Chinese hackers are prolific at obtaining zero days, making them a ripe target for any hacking team interested in running off with someone else’s find, Vikram Thakur, a technical director at Symantec, told The Daily Beast
Chinese security researchers are a prime target, as “the most number of zero days found by any country in the world is probably China,” said Thakur, who is dedicated to tracking North Korean hacking teams. “In my opinion… Lazarus [Group] or North Korea would have been trying to arm themselves with zero days.”
China is, indeed, at the top of its game when it comes to zero days, according to FireEye research. Over the last decade, North Korea used three zero days. But China’s used 20—far more than any other country.
At least, China had the most prowess in this department last year. As the thinking goes, North Korea might be trying to ride China’s coattails and change that balance. James Sadowski, a senior analyst in strategic analysis at Mandiant Threat Intelligence, told The Daily Beast last week the number of zero days used has only been creeping up since they first published their report. The count now is at 76, according to Sadowski.
“It’s always hard to know [the] real end goal of attackers,” said Anton Cherepanov, a senior malware researcher at the Slovakia-based cybersecurity firm ESET, who recently found what he thinks is potentially another prong of the broad campaign against security researchers. (Early this month, Cherepanov found a popular reverse-engineering software, IDA Pro, was tampered with—software that is almost exclusively used by security researchers.)
“In case of Chinese researchers, I guess that the attackers are interested in vulnerabilities [and, or] exploits for certain products,” Cherepanov said.
Either way, this campaign targeting Chinese language hackers looked particularly determined. One of the best ways to get targets to click on documents laden with malware or spammy links is to instill fear in victims—such as by claiming an urgent task is at hand, by referencing their sensitive information, or by imitating a boss or controlling authority. By referencing Chinese government security authorities, the lures appear to have been very well-tailored for Chinese nationals, and in particular, security experts.

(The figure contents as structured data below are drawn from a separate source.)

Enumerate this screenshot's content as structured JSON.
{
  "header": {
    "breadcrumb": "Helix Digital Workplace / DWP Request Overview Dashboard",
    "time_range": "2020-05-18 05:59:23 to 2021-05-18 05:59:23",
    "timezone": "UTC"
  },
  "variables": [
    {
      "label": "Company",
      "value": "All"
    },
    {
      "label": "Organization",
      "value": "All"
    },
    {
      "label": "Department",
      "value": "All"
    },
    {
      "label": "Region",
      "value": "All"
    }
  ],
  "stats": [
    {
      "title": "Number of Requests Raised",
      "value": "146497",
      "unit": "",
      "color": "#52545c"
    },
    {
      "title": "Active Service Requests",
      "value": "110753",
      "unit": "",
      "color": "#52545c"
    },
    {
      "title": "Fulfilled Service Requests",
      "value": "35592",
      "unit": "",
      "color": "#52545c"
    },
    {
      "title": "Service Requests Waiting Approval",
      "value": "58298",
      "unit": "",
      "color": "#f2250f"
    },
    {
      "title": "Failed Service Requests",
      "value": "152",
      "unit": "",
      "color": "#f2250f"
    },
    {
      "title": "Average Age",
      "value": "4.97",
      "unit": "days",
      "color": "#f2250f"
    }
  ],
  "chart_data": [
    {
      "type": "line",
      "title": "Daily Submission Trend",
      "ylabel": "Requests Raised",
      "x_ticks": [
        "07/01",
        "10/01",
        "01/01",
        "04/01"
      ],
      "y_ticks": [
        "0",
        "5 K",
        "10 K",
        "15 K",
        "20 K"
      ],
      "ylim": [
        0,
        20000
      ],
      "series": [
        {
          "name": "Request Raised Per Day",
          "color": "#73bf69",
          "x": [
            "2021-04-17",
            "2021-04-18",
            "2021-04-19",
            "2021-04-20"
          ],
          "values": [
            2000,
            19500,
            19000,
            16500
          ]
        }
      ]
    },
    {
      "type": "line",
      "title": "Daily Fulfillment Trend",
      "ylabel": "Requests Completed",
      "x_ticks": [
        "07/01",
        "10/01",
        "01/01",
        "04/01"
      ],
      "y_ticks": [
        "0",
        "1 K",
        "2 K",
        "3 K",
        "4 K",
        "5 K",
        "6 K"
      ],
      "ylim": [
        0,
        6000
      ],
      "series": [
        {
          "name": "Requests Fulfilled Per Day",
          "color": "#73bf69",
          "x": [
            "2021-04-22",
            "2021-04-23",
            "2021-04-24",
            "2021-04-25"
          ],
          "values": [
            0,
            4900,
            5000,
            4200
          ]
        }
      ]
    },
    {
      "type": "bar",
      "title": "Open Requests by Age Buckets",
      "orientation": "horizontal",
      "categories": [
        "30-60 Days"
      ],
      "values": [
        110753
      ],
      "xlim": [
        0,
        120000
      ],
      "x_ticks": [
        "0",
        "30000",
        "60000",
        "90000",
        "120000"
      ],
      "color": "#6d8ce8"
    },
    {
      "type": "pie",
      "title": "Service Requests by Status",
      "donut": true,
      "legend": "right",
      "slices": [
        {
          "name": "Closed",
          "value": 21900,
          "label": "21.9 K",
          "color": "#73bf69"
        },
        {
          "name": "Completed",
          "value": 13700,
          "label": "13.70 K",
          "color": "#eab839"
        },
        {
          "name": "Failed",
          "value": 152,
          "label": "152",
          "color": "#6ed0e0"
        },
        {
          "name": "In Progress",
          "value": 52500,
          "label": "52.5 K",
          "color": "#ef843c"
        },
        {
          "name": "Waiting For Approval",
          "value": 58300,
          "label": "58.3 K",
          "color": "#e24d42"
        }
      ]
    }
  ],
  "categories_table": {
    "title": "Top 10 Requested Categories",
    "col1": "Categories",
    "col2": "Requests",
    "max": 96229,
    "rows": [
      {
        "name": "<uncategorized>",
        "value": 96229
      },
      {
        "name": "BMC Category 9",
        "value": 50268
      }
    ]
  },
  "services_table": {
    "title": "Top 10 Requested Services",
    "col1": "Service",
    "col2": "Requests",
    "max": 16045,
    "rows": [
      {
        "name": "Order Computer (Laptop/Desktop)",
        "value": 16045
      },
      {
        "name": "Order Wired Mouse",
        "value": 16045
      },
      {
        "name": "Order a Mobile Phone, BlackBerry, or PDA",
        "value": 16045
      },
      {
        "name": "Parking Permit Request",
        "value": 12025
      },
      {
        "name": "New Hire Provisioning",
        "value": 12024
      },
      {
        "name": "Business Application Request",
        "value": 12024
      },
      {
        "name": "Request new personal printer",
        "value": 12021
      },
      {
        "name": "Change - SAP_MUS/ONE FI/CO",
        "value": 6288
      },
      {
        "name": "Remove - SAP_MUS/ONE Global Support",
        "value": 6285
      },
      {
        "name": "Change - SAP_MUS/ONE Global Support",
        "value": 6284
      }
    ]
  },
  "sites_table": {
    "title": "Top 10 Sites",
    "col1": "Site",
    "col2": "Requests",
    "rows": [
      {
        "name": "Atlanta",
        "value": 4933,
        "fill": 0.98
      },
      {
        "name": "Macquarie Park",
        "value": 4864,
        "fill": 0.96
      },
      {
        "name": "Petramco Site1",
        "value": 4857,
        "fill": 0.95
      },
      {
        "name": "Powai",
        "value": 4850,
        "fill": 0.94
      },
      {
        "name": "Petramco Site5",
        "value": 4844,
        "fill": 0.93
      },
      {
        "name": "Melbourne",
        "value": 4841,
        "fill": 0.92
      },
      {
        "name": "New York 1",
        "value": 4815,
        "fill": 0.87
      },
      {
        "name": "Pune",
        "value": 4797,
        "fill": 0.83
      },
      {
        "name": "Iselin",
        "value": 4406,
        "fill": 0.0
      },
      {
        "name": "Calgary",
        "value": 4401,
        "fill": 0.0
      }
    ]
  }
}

”In China, generally any email coming from any governmental-sounding body is considered the highest priority for any individual in the country,” Thakur said. “If a researcher gets a technical sounding email from the government, the chances of that researcher, that end-user clicking on the lure is extremely high.”
It’s unclear from the CrowdStrike research if the North Koreans were able to claim any victims, but even a mere attempt at hacking security researchers in neighboring China shows these hacking teams are shameless about their thievery hacking missions, and aren’t going to be deterred easily.